Hay una fuerza capaz de llevarnos a término, tenemos que situarnos, en medio de la actividad viva de Dios. «Ven, Espíritu Santo, da su mérito al esfuerzo, danos la salvación y la inacabable alegría. Por Ti, oh Santo Espíritu, ha vivido nuestro Señor, y con tu fuerza ha vencido al mundo. Pero el mundo lo somos nosotros mismos: es nuestro corazón egoísta, ciego y tonto. Tómalo en tu poder, hazlo dócil y ancho, para que Él pueda vivir en nosotros y nosotros en Él»6.

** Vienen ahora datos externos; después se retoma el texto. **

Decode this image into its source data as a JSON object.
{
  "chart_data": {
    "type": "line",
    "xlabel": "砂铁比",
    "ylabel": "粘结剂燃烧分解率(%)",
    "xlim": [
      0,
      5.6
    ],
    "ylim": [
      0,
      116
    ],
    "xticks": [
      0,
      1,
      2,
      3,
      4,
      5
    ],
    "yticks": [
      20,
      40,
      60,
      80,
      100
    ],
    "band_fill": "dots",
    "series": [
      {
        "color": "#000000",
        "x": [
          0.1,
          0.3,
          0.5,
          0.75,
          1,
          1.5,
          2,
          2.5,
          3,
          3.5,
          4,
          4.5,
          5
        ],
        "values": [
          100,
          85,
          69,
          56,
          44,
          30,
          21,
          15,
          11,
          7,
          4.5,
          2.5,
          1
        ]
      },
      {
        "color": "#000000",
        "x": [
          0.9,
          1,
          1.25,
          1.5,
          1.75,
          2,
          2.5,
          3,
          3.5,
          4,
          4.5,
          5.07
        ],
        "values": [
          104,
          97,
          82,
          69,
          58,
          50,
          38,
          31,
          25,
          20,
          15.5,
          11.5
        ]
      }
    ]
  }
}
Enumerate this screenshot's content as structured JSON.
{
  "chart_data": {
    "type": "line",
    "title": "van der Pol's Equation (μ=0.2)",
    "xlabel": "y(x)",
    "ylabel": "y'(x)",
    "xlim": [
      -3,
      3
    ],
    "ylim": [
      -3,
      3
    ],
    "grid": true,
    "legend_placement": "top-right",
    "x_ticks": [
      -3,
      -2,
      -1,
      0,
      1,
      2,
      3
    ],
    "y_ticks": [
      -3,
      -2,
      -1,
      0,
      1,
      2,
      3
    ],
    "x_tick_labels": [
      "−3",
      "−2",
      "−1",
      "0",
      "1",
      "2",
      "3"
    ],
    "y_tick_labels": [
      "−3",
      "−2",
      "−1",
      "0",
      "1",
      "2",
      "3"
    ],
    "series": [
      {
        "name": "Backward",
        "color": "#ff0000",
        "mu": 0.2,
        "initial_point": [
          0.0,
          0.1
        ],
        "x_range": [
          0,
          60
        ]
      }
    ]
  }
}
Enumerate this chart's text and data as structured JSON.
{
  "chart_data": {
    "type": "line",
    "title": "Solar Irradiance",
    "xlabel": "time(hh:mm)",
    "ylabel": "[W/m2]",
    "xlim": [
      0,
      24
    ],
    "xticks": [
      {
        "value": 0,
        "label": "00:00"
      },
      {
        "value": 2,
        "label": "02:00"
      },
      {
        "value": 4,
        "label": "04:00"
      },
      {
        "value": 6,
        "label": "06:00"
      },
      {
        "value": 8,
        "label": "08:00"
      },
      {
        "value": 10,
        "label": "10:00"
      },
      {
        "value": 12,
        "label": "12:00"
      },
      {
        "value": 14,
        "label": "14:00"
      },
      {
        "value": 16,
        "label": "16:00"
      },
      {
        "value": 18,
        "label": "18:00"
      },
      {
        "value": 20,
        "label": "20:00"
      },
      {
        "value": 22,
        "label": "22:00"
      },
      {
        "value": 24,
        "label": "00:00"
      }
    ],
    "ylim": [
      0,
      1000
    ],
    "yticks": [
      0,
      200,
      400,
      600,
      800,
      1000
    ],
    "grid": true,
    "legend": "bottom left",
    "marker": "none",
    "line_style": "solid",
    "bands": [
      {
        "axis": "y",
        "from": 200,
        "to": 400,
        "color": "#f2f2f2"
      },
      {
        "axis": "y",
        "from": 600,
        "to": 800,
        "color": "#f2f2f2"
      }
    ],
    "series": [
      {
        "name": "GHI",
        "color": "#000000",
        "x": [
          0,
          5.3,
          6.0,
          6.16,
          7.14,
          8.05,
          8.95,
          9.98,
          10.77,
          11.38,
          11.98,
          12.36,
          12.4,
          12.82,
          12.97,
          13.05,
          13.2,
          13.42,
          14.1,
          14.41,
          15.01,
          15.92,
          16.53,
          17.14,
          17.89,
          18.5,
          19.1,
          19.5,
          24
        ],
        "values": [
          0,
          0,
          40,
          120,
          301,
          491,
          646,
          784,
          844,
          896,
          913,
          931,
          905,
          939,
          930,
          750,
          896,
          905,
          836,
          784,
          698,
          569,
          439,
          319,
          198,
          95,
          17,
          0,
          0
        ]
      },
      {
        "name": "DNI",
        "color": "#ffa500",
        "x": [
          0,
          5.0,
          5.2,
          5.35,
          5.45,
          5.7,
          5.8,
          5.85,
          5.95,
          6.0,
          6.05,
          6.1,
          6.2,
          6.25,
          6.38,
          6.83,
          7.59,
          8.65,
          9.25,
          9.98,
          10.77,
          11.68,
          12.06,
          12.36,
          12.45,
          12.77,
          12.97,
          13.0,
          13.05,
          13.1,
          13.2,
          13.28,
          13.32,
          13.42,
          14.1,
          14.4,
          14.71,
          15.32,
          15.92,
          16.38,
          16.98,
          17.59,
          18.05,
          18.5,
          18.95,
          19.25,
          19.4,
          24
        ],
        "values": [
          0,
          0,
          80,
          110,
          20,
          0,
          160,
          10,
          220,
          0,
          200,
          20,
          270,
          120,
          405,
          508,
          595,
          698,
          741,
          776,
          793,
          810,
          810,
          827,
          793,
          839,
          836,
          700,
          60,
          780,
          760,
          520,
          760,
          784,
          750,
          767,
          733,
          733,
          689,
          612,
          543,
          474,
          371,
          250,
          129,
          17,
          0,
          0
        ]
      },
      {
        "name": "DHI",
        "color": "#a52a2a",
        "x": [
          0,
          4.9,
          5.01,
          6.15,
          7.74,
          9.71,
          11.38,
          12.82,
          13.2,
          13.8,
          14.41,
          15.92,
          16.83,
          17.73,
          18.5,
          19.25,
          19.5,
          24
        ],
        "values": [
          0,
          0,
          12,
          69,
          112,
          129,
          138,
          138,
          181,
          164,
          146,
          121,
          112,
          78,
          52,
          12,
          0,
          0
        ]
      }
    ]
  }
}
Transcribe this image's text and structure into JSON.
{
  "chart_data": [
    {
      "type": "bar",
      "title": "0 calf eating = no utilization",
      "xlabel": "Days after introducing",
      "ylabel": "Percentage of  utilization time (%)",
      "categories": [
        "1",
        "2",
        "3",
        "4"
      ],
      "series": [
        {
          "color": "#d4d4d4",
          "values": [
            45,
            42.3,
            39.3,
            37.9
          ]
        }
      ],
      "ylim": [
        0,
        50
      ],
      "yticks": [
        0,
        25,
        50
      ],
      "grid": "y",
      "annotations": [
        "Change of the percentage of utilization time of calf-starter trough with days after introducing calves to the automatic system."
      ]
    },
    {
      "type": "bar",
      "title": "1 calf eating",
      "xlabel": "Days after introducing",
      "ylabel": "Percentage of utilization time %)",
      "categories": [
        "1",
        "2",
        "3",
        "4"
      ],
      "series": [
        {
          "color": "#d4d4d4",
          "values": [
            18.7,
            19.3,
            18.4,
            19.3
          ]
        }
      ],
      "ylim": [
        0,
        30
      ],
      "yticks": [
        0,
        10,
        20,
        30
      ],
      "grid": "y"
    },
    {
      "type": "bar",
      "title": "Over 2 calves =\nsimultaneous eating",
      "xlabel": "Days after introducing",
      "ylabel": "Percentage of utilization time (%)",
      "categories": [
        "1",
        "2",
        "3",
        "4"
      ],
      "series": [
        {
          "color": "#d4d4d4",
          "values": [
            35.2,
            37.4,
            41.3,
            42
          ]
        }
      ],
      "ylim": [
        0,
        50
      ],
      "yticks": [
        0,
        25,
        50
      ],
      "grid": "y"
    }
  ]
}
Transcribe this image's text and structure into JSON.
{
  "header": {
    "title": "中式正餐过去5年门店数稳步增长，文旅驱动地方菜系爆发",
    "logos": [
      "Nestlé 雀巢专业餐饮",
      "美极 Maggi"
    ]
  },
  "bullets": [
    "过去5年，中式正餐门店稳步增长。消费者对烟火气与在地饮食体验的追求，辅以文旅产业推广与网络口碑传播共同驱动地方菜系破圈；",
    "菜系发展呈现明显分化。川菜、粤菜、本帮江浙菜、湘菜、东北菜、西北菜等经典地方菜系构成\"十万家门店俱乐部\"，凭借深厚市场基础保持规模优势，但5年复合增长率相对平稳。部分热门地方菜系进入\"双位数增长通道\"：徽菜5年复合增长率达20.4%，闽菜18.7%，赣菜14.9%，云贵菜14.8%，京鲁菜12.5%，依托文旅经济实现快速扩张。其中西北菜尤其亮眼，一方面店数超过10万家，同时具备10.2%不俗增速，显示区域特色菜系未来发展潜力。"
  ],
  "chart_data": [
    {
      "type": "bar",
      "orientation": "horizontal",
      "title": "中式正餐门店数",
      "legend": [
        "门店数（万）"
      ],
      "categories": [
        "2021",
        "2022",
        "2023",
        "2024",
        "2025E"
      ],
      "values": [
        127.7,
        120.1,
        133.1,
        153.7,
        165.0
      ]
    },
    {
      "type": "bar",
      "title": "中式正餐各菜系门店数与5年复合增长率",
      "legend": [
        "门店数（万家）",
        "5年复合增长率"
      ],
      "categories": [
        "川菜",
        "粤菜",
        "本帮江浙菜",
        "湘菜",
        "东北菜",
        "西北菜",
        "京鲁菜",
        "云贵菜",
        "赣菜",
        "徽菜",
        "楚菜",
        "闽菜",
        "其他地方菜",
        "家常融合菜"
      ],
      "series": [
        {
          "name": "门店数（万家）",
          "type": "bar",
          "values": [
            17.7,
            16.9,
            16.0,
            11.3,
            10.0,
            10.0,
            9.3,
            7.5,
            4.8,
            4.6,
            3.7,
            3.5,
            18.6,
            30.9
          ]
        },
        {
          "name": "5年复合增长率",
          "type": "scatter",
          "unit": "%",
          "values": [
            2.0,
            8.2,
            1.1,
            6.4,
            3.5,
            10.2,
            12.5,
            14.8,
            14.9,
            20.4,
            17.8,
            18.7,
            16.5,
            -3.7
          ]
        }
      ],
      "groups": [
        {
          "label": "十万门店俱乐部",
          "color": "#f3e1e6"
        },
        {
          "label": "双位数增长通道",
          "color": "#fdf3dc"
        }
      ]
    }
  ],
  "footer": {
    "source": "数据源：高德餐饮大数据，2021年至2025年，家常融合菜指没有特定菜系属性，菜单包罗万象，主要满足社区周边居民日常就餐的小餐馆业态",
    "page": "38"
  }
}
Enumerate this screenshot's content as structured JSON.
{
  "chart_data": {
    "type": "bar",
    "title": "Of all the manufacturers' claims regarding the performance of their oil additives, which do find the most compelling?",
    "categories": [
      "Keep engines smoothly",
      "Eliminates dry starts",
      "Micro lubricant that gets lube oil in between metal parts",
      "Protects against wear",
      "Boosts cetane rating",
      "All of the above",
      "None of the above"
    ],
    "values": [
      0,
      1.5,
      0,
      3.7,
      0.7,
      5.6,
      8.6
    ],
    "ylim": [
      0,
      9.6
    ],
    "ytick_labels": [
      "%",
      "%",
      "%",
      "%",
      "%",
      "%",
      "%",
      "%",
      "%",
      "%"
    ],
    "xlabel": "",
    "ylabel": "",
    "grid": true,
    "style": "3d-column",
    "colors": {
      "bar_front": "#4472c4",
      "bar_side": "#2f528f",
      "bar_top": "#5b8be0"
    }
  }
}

Yo espero que todas las reflexiones de esta Semana de Teología Espiritual que hoy comenzamos servirán para introducimos más eficazmente en las riquezas de este misterio santo, consolador, del Espíritu de Cristo, que habita en nosotros, porque formamos parte de su Iglesia Santa.

1 Redemptor Hominis, 18.

2 Redemptor Hominis, 18.

3 Discurso sobre el hombre, la cultura y la ciencia a la luz del mensaje de Cristo, 2 de junio de 1980. Véase Juan Pablo II, Viaje pastoral a Francia, BAC popular 28, Madrid 1980, 139-160.

4 Cf. Charles Moeller, Literatura del siglo XX y cristianismo, I, Madrid6 1966, 479.

5 Cf. ibíd., 466.

6 Romano Guardini, El Espíritu de Dios viviente, Madrid 1962, 79.